Why is this important? Because the final resolution depends on the evidence that is presented.
Evidence and the CCMA: What an employer needs to know
The Chairperson of a hearing or the CCMA Commissioner can only make a decision using the evidence that is presented. If reliable and admissible evidence are not given, the case would not be won.
It is thus essential to know the basic rules of evidence. Even if the employer representative knows how to present evidence, cross-examine witnesses and argue the employer’s case, it will be lost if he does not have a basic understanding of what the law says about evidence.
To do this, the representative has to know the answer to the following questions:
1. What is evidence?
2. What evidence is admissible in a disciplinary hearing or arbitration?
3. What types of evidence carry weight? In other words, what will be the most powerful evidence to use to persuade the Chairperson or Commissioner to decide in the employer’s favour?
What does evidence mean, what are the four admissible forms of evidence and the rules that will make a piece of evidence valid?
What is evidence?
Evidence is not an argument. It is the form of proof that is used to support an argument. Without evidence to support a case, the case at the CCMA hearing will be lost.
Four forms of evidence that can be presented at the CCMA:
1. Oral evidence
Verbal statements witnesses make during the hearing.
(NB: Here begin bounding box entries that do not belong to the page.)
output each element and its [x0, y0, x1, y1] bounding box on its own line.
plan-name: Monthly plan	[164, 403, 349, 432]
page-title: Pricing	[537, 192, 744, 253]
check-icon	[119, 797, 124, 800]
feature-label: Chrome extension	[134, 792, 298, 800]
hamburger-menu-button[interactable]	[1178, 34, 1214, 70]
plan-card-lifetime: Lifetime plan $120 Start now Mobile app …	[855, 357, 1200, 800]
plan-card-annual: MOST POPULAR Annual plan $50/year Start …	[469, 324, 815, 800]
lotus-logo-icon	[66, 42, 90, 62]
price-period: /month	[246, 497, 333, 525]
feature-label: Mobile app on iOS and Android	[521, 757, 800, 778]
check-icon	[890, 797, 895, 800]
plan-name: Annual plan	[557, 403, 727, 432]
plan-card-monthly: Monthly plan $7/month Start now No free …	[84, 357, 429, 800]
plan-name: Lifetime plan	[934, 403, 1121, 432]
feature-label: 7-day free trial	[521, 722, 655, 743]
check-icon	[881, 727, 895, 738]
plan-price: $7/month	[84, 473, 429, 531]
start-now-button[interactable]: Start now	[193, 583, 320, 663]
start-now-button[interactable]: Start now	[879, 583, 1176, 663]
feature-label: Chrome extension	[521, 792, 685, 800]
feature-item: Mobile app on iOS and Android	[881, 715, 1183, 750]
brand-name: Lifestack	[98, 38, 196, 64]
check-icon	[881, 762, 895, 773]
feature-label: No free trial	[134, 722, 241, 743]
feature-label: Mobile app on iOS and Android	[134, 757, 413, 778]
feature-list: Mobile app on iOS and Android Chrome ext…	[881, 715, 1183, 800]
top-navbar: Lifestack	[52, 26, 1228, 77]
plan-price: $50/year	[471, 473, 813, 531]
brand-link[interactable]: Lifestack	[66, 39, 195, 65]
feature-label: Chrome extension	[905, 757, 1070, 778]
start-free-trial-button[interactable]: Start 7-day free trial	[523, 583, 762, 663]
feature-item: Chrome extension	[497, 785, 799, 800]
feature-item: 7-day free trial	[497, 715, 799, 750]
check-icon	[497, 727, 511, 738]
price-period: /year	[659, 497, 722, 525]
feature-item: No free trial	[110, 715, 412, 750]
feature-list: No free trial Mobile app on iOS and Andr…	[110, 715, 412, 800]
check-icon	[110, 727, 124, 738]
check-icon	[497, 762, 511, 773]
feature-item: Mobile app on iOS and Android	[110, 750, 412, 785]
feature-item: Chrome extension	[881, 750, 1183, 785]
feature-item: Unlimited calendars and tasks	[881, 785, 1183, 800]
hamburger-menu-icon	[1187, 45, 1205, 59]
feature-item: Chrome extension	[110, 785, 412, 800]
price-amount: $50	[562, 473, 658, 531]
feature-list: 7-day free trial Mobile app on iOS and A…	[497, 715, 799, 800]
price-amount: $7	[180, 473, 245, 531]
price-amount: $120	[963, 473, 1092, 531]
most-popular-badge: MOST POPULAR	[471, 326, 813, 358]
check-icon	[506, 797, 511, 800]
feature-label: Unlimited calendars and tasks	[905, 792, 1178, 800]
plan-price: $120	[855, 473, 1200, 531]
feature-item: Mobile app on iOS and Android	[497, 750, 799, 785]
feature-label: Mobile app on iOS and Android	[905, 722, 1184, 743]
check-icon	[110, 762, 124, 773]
A statement by a security guard. He says he saw one of the employees put a roll of copper wire into the boot of his car and then drive off the company premises.
2. Documentary evidence
Documents that are produced/submitted during the hearing to support the case.
The minutes of the disciplinary hearing involving the accused employee.
3. Real evidence
Actual objects that are produced/submitted during the hearing.
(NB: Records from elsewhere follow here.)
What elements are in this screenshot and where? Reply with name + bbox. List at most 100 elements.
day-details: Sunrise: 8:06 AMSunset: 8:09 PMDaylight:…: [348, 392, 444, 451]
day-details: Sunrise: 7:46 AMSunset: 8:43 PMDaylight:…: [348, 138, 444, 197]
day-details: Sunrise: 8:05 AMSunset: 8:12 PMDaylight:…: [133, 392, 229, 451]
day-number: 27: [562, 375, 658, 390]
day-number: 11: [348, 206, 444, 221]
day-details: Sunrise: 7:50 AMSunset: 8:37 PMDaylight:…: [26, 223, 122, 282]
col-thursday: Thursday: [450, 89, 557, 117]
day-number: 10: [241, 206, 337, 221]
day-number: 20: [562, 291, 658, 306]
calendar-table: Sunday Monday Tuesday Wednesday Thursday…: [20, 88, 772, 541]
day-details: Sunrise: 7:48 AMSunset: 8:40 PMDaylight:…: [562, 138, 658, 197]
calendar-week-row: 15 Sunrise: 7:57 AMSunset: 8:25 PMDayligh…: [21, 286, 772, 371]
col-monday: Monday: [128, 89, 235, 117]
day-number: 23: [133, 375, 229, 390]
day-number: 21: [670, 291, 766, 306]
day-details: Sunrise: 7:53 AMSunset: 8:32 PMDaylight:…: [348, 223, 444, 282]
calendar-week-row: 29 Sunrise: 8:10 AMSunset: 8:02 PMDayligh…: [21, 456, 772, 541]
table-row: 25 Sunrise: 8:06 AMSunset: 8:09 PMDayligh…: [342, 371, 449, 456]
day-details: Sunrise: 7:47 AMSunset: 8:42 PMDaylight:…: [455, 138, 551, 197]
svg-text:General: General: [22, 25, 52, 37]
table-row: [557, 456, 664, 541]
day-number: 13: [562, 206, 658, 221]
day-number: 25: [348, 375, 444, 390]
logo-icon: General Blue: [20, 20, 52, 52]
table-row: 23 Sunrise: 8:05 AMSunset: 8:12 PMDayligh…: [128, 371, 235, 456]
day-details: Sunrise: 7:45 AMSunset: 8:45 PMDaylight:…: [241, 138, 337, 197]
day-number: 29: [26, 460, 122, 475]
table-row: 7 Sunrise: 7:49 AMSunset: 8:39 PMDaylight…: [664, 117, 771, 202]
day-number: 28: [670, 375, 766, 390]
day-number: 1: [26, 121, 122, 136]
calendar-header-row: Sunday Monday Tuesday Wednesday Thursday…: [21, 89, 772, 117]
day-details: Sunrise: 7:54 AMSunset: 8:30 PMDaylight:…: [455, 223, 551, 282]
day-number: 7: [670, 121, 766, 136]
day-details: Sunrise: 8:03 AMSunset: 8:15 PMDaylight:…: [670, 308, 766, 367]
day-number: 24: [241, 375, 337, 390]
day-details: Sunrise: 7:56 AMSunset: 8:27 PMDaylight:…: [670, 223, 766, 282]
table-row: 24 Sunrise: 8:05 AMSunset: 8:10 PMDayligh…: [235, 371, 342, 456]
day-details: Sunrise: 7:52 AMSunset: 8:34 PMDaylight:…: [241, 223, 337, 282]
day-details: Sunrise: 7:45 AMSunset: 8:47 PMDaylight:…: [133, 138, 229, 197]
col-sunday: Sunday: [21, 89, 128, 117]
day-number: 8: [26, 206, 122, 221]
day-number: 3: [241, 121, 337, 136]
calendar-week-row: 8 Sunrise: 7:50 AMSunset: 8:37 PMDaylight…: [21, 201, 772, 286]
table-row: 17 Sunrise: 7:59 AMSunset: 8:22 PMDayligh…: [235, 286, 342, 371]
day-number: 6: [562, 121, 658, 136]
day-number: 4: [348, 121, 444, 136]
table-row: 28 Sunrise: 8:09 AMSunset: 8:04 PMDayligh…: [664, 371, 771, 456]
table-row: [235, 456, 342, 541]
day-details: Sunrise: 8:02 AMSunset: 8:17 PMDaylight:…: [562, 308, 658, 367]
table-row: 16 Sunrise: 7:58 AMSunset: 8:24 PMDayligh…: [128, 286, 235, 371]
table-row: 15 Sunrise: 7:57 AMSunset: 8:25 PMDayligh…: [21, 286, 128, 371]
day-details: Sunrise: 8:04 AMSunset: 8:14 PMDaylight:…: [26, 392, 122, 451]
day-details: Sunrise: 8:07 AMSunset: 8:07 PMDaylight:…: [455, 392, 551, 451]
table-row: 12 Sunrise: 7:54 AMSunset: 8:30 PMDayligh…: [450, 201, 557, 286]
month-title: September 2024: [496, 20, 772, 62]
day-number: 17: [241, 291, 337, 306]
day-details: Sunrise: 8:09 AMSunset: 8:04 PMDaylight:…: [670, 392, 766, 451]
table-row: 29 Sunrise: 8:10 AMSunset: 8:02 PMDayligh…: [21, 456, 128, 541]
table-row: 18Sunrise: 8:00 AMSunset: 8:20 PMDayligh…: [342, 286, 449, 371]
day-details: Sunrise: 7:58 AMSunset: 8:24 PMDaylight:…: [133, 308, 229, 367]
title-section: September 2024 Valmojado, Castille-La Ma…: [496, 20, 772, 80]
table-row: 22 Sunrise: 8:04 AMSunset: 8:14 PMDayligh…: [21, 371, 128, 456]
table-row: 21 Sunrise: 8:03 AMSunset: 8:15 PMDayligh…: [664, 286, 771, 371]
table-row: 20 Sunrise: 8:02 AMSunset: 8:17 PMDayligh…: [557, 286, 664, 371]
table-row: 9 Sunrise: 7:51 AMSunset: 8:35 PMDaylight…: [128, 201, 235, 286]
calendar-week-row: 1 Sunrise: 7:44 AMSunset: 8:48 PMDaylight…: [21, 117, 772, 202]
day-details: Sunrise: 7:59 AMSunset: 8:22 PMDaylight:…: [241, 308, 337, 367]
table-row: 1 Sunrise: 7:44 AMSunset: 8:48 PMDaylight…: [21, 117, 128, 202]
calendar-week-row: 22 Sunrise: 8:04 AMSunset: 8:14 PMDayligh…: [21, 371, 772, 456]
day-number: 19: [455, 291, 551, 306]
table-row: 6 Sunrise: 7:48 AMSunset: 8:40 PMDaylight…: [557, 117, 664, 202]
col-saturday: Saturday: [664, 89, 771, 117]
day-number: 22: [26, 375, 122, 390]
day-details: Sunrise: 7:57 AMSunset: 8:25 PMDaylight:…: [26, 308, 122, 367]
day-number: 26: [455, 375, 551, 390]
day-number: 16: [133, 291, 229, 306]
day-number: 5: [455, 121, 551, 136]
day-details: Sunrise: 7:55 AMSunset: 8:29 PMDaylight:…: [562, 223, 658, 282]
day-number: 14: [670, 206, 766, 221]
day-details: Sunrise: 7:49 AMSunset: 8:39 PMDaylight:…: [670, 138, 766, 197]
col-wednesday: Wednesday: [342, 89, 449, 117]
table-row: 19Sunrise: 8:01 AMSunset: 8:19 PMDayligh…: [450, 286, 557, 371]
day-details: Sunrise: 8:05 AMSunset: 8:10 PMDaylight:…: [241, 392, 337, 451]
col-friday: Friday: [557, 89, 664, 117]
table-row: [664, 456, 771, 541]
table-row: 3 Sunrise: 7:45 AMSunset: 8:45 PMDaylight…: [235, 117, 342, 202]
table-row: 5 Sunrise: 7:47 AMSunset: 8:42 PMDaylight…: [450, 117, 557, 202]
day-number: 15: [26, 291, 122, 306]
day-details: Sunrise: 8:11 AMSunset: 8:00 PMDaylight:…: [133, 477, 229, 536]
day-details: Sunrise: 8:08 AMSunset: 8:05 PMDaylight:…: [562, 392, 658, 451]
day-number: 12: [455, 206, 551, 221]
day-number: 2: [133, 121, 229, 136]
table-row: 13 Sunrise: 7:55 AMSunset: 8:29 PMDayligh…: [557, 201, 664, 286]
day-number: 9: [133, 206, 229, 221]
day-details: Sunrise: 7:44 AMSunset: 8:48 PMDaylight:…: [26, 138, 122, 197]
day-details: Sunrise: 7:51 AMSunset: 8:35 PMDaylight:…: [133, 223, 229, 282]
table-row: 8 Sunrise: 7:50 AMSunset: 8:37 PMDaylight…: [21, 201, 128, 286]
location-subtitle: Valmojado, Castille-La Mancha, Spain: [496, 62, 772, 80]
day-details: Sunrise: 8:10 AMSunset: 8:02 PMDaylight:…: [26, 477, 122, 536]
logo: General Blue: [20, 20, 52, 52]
The roll of copper wire handed in at the hearing. This is what the security guard confirms to be the roll of copper wire he got from the boot of the accused employee’s car.
4. Video evidence
Video footage showing the accused employee committing the crime and caught on camera.
The security camera in the parking lot shows the accused employee putting the copper wire into the boot of his car.
Three rules when using a document as evidence at the CCMA:
1. It must show that whatever is in the document is relevant to the case.
The employee says his dismissal was procedurally unfair. He says he did not know what the allegations were before the hearing. The notice sent before the hearing needs to be shown, which shows the allegations, as evidence. It is relevant evidence because the employee’s arguing procedural fairness.
To prove a case it has to be shown that the procedure was fair and that the employee was given notice with the allegations.
The other party must admit that the document is authentic, not a fake. If the other party would not admit it is authentic, it has to be proven. This can be done through a witness who can confirm it is real because he:
• Was the one to write it up;
• It is his signature on it; or
• Was a witness to it.
A manager draws up and signs the notice to attend a hearing. He can say the document that the employer representative has as evidence is the actual one he gave to the employee.
2. The original document must be at hand and not just a copy.
A copy can be used if the original is not available, but it will have to be explained why it is not available if the employee says it is not authentic.
3. Copies need to be made – the original must be given to the Chairperson/Commissioner, a copy to the other party, a copy for the witness should witnesses be called to testify and a copy to be kept by the employer representative.
NOTE: These rules of evidence also apply when presenting evidence at internal disciplinary hearings.